Une réorganisation spatiale radicale des pratiques d’utilisation des terres pourrait permettre de doubler la production alimentaire tout en économisant de l’eau et en augmentant la capacité de stockage du carbone. C’est ce que révèle une étude menée par des chercheurs de l’Institut de Technologie de Karlsruhe (KIT) et de l’Institut de Géoinformation Technologique de l’Université d’Heidelberg (HeiGIT) et publiée dans le PNAS.

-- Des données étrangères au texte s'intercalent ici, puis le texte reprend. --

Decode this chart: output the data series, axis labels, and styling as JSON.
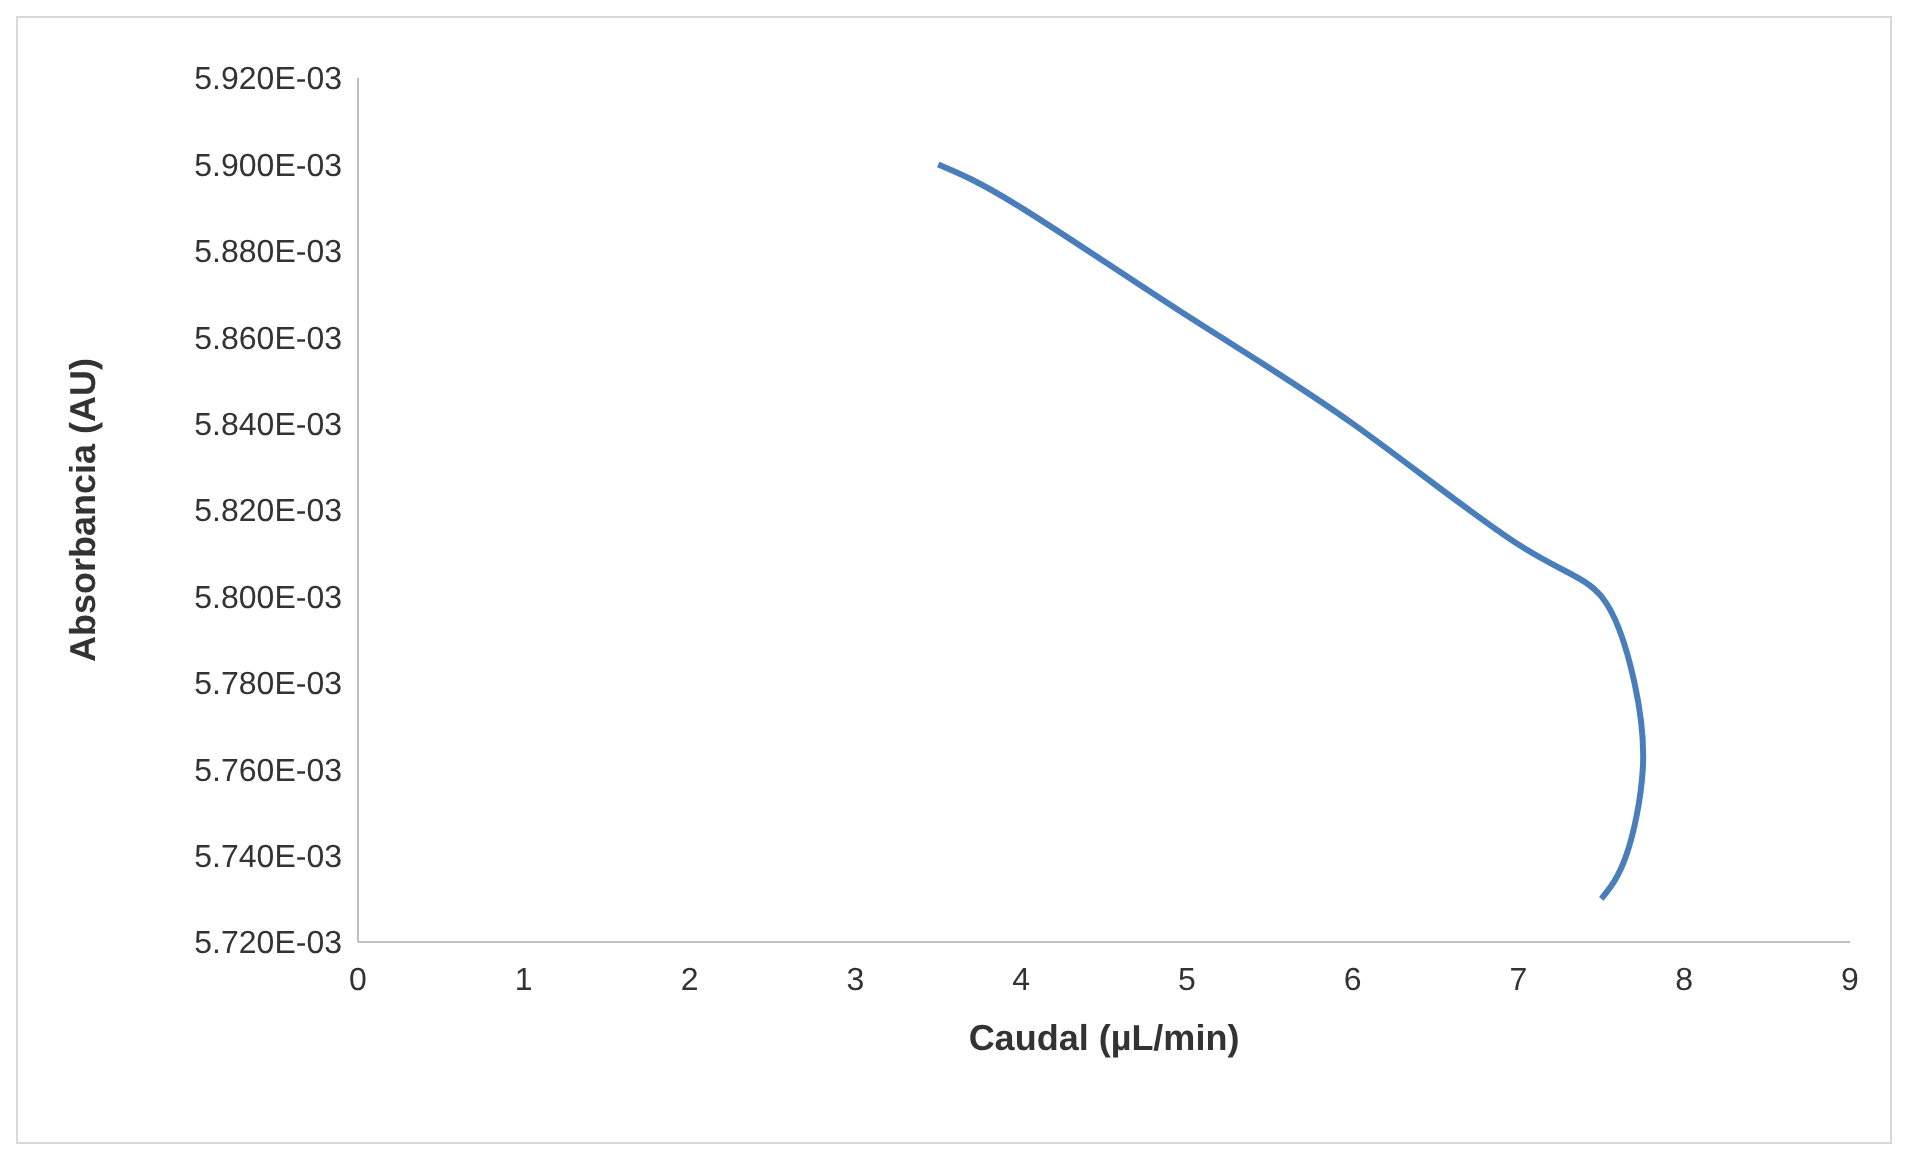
{
  "chart_data": {
    "type": "line",
    "xlabel": "Caudal (µL/min)",
    "ylabel": "Absorbancia (AU)",
    "xlim": [
      0,
      9
    ],
    "xticks": [
      0,
      1,
      2,
      3,
      4,
      5,
      6,
      7,
      8,
      9
    ],
    "ylim": [
      0.00572,
      0.00592
    ],
    "yticks": [
      {
        "value": 0.00572,
        "label": "5.720E-03"
      },
      {
        "value": 0.00574,
        "label": "5.740E-03"
      },
      {
        "value": 0.00576,
        "label": "5.760E-03"
      },
      {
        "value": 0.00578,
        "label": "5.780E-03"
      },
      {
        "value": 0.0058,
        "label": "5.800E-03"
      },
      {
        "value": 0.00582,
        "label": "5.820E-03"
      },
      {
        "value": 0.00584,
        "label": "5.840E-03"
      },
      {
        "value": 0.00586,
        "label": "5.860E-03"
      },
      {
        "value": 0.00588,
        "label": "5.880E-03"
      },
      {
        "value": 0.0059,
        "label": "5.900E-03"
      },
      {
        "value": 0.00592,
        "label": "5.920E-03"
      }
    ],
    "grid": false,
    "legend": false,
    "marker": "none",
    "line_style": "solid",
    "series": [
      {
        "color": "#4a7ebb",
        "x": [
          3.5,
          4,
          5,
          6,
          7,
          7.5,
          7.7,
          7.75,
          7.65,
          7.5
        ],
        "values": [
          0.0059,
          0.00589,
          0.005865,
          0.00584,
          0.005812,
          0.0058,
          0.00578,
          0.00576,
          0.00574,
          0.00573
        ]
      }
    ]
  }
}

Dans une perspective de préservation de la planète et de ses ressources, l’étude révèle que des changements majeurs dans la manière dont les terres sont utilisées seraient nécessaires pour exploiter de manière optimale le potentiel biophysique de la Terre. Actuellement, la production alimentaire ne s’aligne pas avec les critères d’efficacité en matière d’utilisation de l’espace, de consommation d’eau et d’émissions de CO₂. Les chercheurs se sont demandé ce qui se passerait si l’on redéfinissait l’emplacement des champs, pâturages et végétation naturelle pour les rendre plus efficaces. À l’aide d’un modèle de végétation dynamique et d’un algorithme d’optimisation, ils ont étudié des scénarios alternatifs d’utilisation des terres et leurs impacts.
Les résultats de l’étude indiquent que la simple réorganisation spatiale pourrait augmenter la production alimentaire de 83 % en moyenne, la disponibilité de l’eau de 8 % et la capacité de stockage du CO₂ de 3 %. Ces chiffres augmenteraient encore si l’un de ces trois paramètres était priorisé par rapport aux autres. La première auteure de l’étude, le Dr. Anita Bayer de KIT, souligne l’importance de cette approche : «Notre étude exclusivement basée sur le potentiel biophysique offre une meilleure prise en compte des conflits liés aux objectifs.» Elle ajoute que «nous avons trouvé des régions dans lesquelles certaines utilisations des terres seraient avantageuses ou optimales.»
Pour mettre en œuvre cette approche, l’étude suggère de préserver ou de reboiser les forêts tropicales et boréales en raison de leur capacité exceptionnelle de stockage du CO₂. Les latitudes tempérées devraient être consacrées aux cultures, tandis que les vastes savanes tropicales et subtropicales ouvertes seraient utilisées comme pâturages et pour la production alimentaire. Selon Bayer, ce schéma optimal d’utilisation des terres est extrêmement stable.
Cependant, ces conclusions démontrent que la pratique actuelle diffère considérablement de l’optimum théoriquement réalisable. Des changements importants dans l’utilisation des terres seraient nécessaires pour maximiser le potentiel biophysique, tout en augmentant la production alimentaire, la disponibilité de l’eau et la capacité de stockage du carbone. Le Professeur Sven Lautenbach de l’HeiGIT et de l’Institut de Géographie de l’Université de Heidelberg souligne que «même si de tels changements majeurs dans l’utilisation des terres semblent irréalistes, nous devrions être conscients que le changement climatique entraînera de grands bouleversements des zones de culture de toute façon.»
Cette étude offre une perspective prometteuse pour l’avenir de l’agriculture durable.